Äußern sie Kritik an bestimmten Praktiken der Werknutzung und -vergütung, werden diese schnell als technologie- oder gleich innovationsfeindlich abgetan. Tatsächlich aber neigen gerade diejenigen Menschen, die nicht nur kreativ sind, sondern schöpferisch tätig, dazu, sich neue Technologien anzueignen und sie ihren Vorstellungen zu unterwerfen, sie für sich nutzbar zu machen. Künstler:innen sind Early Adopters neuer, oft noch nicht weit verbreiteter Technologien. Auch die Umfrageergebnisse der kürzlich vorgestellten Studie „KI und Bildende Kunst“ der IU im Auftrag der Stiftung Kunstfonds bestätigen das.

Der Kreativsektor zählt zu den besonders innovativen Wirtschaftsbranchen überhaupt: notwendigerweise. Das Know-how und die Out-of-the-Box-Skills dieser Expert:innen für Veränderung nicht in politische Transformationsprozesse einzubinden, wenn es etwa um den konstruktiv-lösungsorientierten Umgang mit Unsicherheit, um Innovation und gesellschaftlich-kulturelle Folgeabschätzungen geht, ist ein kurzsichtiges Versäumnis.

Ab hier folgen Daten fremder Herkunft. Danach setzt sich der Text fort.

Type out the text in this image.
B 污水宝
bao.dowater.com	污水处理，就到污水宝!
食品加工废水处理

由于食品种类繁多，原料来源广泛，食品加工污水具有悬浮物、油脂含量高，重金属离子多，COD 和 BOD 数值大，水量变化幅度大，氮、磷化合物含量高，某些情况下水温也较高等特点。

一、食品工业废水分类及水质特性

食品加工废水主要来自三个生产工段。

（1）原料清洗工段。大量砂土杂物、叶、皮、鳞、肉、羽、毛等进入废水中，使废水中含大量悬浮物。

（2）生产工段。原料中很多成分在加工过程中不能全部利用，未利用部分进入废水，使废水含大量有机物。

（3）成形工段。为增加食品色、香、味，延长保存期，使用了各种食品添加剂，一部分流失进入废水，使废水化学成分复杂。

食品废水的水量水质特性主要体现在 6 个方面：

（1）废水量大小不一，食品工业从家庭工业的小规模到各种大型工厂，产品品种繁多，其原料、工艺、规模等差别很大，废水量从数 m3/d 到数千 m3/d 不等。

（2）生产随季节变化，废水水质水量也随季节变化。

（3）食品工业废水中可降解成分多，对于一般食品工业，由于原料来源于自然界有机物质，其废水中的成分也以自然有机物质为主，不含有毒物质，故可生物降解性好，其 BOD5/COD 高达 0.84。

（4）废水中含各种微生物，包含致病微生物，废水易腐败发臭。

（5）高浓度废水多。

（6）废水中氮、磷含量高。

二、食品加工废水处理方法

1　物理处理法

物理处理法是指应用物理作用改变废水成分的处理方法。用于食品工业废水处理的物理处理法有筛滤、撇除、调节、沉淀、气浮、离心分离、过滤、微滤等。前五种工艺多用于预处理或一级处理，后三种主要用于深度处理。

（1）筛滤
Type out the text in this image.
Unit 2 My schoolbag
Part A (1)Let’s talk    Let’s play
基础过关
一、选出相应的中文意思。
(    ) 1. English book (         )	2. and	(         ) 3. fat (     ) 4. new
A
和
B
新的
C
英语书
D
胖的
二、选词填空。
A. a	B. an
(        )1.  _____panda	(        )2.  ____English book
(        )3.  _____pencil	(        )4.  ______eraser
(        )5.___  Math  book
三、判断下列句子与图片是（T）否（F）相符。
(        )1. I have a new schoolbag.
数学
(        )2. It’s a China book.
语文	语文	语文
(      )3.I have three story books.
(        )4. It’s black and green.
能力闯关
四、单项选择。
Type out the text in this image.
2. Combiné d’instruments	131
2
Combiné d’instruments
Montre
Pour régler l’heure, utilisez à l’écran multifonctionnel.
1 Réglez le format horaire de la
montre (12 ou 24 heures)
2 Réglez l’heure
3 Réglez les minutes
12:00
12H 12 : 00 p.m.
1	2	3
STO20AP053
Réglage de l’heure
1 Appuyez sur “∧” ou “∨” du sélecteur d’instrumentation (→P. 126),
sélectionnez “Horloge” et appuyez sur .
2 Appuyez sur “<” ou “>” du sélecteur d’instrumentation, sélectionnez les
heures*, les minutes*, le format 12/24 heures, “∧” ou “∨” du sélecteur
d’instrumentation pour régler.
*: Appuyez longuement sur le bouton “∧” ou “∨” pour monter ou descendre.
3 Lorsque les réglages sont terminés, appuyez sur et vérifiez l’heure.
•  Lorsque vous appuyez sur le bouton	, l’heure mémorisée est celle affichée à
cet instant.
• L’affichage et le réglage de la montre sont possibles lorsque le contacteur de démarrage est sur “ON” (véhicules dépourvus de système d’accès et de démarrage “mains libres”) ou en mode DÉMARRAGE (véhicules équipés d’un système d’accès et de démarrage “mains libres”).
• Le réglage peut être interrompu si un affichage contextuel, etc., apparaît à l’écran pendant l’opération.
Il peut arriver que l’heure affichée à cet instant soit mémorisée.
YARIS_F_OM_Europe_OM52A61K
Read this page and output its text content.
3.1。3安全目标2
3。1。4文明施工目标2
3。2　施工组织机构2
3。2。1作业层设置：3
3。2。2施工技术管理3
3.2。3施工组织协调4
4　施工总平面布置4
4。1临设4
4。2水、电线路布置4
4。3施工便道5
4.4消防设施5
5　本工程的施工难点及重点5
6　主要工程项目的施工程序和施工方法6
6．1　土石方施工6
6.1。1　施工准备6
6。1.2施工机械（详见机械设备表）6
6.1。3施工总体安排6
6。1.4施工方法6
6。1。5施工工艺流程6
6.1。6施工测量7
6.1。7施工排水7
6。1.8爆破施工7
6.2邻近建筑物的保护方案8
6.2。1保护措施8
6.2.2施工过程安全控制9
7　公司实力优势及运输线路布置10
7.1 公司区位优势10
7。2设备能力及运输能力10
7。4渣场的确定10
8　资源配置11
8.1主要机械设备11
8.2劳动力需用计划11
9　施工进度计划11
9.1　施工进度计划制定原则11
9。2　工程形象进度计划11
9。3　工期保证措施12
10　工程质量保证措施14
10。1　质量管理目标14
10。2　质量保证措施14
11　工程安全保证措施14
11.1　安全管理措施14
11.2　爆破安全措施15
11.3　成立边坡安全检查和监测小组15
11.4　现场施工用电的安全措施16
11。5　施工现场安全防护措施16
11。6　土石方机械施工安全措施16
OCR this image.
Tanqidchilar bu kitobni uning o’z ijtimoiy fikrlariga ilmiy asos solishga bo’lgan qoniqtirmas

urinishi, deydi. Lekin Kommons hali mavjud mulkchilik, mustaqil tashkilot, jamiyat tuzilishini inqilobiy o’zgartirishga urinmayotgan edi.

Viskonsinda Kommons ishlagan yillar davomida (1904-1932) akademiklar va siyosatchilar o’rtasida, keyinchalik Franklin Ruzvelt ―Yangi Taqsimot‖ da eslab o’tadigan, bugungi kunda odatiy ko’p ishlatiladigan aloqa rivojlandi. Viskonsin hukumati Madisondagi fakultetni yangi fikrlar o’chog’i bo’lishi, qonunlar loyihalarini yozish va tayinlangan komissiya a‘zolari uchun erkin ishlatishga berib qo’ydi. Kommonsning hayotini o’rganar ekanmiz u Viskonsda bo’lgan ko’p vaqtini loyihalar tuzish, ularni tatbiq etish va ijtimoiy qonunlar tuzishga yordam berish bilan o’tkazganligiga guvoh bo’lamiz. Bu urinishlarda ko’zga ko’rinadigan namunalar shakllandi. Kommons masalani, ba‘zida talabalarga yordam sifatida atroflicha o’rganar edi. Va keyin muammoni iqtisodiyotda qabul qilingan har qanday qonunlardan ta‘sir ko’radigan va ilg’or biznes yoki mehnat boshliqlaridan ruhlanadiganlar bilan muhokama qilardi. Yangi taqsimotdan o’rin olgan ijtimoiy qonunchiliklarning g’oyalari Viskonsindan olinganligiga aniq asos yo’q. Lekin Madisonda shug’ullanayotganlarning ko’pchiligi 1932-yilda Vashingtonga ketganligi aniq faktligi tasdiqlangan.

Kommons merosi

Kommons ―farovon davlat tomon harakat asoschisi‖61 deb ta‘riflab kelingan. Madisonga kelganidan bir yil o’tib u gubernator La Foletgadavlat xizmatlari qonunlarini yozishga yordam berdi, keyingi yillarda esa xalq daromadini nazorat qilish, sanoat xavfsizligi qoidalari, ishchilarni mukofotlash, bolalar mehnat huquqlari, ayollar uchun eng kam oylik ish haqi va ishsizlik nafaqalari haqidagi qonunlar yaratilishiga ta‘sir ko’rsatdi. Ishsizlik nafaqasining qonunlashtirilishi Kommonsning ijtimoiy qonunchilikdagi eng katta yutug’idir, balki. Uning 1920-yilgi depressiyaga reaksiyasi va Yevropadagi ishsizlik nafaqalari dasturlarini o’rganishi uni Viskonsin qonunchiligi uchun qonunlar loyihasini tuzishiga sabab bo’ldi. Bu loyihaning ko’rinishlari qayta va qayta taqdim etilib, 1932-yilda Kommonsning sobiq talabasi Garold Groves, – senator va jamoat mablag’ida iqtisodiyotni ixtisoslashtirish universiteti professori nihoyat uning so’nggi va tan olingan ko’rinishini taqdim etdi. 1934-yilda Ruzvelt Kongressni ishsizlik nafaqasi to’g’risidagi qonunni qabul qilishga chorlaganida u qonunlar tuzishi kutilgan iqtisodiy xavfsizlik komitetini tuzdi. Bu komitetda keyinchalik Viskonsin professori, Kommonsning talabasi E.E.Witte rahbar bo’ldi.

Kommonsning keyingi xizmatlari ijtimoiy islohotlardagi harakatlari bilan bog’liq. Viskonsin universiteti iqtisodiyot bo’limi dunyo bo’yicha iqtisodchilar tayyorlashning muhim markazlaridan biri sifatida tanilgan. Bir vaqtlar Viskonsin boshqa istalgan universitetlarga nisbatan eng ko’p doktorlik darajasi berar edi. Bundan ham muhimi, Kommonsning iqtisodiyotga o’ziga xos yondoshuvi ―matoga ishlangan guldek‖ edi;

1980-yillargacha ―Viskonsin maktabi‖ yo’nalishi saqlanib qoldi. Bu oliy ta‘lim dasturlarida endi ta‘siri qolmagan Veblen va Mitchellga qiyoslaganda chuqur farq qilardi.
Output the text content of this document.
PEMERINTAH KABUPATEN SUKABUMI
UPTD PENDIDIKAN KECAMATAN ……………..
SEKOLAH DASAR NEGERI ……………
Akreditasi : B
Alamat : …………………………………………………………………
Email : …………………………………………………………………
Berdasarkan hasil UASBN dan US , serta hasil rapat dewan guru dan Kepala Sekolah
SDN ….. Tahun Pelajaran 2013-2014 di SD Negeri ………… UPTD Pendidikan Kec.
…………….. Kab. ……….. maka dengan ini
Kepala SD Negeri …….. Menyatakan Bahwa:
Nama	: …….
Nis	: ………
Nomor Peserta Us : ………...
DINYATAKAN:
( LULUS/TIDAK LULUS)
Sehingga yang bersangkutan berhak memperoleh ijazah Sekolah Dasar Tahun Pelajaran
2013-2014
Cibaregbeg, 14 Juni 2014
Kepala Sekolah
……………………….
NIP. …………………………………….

Zumal kulturelles Handeln Kräfte freizusetzen vermag – individuell, gesellschaftlich und politisch. Wenn die verschiedenen Akteur:innen des Kreativsektors mit einer gemeinsamen Stimme sprechen, bewegen sie etwas, so wie beim AI Act, der europäischen KI-Grundverordnung, die in den Mitgliedsstaaten der EU kontrovers diskutiert wurde. Als die Bundesregierung in ihrer Haltung zur KI-Regulierung eine klare Haltung vermissen ließ, meldeten sich die Vertreter:innen der gesamten Kultur-, Kreativ- und Medienbranche gemeinsam und geschlossen zu Wort und betonten nachdrücklich und im Sinne zehntausender Unternehmen und Millionen Angestellter undSoloselbständiger, die gemeinsam die aktuell zweitgrößte Teilbranche der deutschen Volkswirtschaft bilden, die Notwendigkeit, der neuen Technologie eine Verkehrsordnung zu geben. Sie wurden gehört: der AI Act, explizit kein urheberrechtliches Gesetz, wurde um eine Transparenz- und eine Kennzeichnungspflicht ergänzt.

Ein Problem bleibt ungelöst.

Die Transparenzverpflichtung für KI-Anbieter soll erfolgte Nutzungen nachvollziehbar machen und prinzipiell Lizenzierung ermöglichen. Doch bislang ist rechtlich unklar, ob die in der europäischen Urheberrechtsrichtlinie von 2019 enthaltene Schrankenregel zum Text- and Data-Mining (TDM), die erst im Sommer 2021 in nationales Recht umgesetzt wurde, die Erlaubnis zum Scraping und Training für generative KI-Systeme überhaupt umfasst.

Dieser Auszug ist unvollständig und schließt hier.